Alzheimer’s disease is a relentlessly progressing dementing disorder. Major pathological earmarks include extracellular sediments of amyloid protein and intraneuronal neurofibrillary alterations. No remittances take place in the path of the disease. Prototypical amylaceous deposits originate in poorly myelinated regions of the basal neocortex. From there, they spread into bordering areas and the hippocampus. Deposits eventually infiltrate all cortical areas, including thickly myelinated primary fields of the neocortex (stages A-C).

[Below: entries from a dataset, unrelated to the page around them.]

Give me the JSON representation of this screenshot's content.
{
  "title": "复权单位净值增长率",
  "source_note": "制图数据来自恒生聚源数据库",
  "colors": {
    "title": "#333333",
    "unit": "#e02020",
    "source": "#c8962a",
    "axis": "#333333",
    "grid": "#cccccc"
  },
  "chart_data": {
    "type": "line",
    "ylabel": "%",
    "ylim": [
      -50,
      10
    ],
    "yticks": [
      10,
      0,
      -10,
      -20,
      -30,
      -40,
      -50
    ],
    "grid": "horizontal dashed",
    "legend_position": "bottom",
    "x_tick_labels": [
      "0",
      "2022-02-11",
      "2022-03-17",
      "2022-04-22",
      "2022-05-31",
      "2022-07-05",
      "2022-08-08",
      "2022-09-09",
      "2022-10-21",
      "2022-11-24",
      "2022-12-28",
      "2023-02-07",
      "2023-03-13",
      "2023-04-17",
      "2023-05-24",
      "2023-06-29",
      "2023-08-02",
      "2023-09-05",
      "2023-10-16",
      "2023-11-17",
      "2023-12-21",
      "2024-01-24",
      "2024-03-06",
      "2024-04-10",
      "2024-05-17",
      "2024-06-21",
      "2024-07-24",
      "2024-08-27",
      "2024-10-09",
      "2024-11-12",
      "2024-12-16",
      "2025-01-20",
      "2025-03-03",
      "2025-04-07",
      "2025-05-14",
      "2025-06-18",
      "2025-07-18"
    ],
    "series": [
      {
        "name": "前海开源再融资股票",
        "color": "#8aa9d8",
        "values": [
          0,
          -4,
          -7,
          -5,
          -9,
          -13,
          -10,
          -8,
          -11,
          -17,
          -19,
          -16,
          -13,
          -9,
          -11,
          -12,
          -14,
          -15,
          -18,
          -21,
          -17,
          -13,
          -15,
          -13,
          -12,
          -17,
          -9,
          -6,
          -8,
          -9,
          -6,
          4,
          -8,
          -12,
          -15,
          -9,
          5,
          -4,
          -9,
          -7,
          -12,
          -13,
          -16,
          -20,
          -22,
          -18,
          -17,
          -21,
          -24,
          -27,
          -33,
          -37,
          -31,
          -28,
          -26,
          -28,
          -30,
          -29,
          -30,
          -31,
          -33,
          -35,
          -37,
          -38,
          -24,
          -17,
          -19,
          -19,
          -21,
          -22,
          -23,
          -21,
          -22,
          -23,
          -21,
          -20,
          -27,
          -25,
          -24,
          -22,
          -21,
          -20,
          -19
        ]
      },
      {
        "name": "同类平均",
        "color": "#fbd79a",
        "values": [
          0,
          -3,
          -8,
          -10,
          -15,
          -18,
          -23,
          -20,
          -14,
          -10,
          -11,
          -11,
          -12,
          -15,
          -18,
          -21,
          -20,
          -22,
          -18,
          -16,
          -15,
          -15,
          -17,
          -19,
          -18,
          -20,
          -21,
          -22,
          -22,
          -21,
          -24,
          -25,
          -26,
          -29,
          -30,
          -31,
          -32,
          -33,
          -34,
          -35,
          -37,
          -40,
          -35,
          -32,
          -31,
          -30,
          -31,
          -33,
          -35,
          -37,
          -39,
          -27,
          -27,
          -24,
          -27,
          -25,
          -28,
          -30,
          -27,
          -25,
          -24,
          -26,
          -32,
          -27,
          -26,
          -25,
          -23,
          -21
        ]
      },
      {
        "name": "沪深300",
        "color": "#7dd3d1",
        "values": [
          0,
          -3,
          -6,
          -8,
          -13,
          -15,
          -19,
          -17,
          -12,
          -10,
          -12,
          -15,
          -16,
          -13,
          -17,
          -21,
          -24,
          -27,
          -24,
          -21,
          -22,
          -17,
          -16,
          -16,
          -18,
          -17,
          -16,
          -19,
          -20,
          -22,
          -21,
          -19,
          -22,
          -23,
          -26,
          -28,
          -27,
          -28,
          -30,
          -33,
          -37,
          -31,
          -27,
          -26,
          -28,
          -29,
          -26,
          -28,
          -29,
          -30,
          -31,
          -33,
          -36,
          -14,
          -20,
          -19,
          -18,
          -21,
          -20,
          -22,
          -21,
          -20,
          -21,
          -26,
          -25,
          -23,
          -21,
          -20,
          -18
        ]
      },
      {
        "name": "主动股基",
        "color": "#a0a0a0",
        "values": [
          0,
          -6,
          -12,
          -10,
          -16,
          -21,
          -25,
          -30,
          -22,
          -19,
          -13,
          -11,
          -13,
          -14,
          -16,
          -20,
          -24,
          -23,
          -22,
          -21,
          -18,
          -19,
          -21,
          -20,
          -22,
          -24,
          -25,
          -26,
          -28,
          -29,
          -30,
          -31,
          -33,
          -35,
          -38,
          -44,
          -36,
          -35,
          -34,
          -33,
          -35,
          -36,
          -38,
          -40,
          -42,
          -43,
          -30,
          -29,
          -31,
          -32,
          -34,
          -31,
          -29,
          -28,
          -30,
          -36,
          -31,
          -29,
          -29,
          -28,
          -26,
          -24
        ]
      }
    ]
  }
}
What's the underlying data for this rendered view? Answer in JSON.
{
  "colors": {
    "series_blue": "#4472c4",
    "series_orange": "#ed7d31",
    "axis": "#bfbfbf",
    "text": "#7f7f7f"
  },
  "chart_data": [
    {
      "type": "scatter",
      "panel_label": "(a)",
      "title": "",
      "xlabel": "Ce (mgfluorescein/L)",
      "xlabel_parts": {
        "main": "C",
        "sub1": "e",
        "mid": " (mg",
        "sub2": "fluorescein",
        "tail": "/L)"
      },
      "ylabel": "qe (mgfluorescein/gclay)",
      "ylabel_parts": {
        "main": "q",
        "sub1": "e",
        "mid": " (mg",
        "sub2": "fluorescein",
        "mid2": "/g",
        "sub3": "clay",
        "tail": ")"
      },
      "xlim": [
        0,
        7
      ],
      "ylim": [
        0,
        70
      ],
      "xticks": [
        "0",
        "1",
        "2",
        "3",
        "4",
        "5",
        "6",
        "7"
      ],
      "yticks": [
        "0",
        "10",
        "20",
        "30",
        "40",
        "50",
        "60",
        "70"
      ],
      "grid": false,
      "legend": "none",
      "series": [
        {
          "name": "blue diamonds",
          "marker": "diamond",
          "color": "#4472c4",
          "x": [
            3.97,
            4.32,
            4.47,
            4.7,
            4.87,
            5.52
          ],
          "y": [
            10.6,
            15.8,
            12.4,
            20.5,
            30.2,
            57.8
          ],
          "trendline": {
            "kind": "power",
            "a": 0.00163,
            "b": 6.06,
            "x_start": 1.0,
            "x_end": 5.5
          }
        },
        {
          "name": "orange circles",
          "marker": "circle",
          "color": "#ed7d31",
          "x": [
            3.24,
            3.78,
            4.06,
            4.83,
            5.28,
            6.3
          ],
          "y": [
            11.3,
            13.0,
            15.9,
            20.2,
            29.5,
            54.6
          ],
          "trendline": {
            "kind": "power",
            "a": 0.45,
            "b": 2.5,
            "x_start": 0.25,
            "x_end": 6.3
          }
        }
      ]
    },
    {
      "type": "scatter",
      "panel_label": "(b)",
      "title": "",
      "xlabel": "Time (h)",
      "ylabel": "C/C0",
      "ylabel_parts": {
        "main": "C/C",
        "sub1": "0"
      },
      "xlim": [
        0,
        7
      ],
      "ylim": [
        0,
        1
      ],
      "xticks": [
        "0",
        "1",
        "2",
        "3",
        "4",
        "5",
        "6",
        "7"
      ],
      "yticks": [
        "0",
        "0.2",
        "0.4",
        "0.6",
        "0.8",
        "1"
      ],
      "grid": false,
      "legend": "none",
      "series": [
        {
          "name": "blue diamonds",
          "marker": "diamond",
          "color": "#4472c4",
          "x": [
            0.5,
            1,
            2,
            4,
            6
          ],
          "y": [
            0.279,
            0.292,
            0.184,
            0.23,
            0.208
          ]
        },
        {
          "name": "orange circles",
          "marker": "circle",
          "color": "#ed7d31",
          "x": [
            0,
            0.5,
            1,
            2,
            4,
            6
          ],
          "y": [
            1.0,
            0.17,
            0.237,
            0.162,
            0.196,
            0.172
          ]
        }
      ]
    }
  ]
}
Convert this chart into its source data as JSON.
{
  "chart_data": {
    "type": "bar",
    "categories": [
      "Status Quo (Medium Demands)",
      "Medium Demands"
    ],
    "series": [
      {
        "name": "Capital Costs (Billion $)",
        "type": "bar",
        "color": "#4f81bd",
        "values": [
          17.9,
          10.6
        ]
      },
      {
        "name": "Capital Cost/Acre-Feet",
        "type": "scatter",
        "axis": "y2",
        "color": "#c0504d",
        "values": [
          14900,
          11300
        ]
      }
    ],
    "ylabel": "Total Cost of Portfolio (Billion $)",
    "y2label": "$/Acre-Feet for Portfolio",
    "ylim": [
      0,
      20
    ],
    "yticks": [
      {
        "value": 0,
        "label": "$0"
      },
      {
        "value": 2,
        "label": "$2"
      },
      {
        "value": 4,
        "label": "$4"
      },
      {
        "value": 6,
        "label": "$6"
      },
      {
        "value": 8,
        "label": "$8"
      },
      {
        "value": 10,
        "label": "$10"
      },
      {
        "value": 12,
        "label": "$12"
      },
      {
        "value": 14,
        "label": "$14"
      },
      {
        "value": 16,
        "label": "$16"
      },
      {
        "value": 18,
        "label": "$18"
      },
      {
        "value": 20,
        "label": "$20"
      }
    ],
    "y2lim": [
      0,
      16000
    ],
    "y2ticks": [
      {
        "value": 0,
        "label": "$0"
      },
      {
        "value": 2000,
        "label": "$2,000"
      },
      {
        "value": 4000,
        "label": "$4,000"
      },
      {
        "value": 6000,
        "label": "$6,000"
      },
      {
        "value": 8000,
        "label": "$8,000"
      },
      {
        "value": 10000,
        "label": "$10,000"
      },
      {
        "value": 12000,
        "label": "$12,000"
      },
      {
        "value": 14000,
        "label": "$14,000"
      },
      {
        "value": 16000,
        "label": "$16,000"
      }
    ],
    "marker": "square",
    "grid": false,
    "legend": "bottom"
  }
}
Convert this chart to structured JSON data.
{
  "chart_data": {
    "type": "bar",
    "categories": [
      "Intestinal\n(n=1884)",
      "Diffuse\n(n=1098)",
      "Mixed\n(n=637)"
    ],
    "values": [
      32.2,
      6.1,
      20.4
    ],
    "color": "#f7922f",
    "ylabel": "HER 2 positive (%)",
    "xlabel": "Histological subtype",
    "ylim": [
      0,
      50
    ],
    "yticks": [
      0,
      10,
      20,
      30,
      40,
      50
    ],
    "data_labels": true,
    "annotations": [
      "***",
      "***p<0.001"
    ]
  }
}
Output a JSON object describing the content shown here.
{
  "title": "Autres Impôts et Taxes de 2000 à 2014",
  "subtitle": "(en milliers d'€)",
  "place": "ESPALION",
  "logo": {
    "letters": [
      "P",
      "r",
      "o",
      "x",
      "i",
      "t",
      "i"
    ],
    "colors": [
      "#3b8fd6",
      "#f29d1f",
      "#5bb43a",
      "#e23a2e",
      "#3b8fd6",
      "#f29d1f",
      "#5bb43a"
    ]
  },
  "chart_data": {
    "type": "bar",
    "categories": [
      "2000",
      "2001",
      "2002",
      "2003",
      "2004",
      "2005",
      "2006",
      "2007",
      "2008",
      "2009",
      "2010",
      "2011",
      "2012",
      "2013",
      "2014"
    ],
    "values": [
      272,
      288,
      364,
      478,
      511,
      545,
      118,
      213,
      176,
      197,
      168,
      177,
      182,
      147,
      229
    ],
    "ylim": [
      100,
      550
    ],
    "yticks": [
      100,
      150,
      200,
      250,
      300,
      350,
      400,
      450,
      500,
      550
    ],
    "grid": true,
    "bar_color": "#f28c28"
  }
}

Intraneuronal lesions arise initially in the transentorhinal region, then spread in a predictable fashion across other areas (stages I-VI). At stages I-II, neurofibrillary alterations develop preferentially in the absence of amyloid deposits. A balance of cases shows early development of amyloid deposits and/or intraneuronal changes. Advanced age is therefore not a requirement for the development of the lesions. Alzheimer’s disease is an age-related, not an age-dependent disease. The level of brain destruction at stages III-IV frequently results to the appearance of prototypical clinical symptoms. The stages V-VI representing fully developed Alzheimer’s disease are increasingly prevailing with increasing age. The arithmetical mean values of the stages of both the amyloid-depositing and the neurofibrillary pathology increase with age. Age is a risk element for Alzheimer’s disease.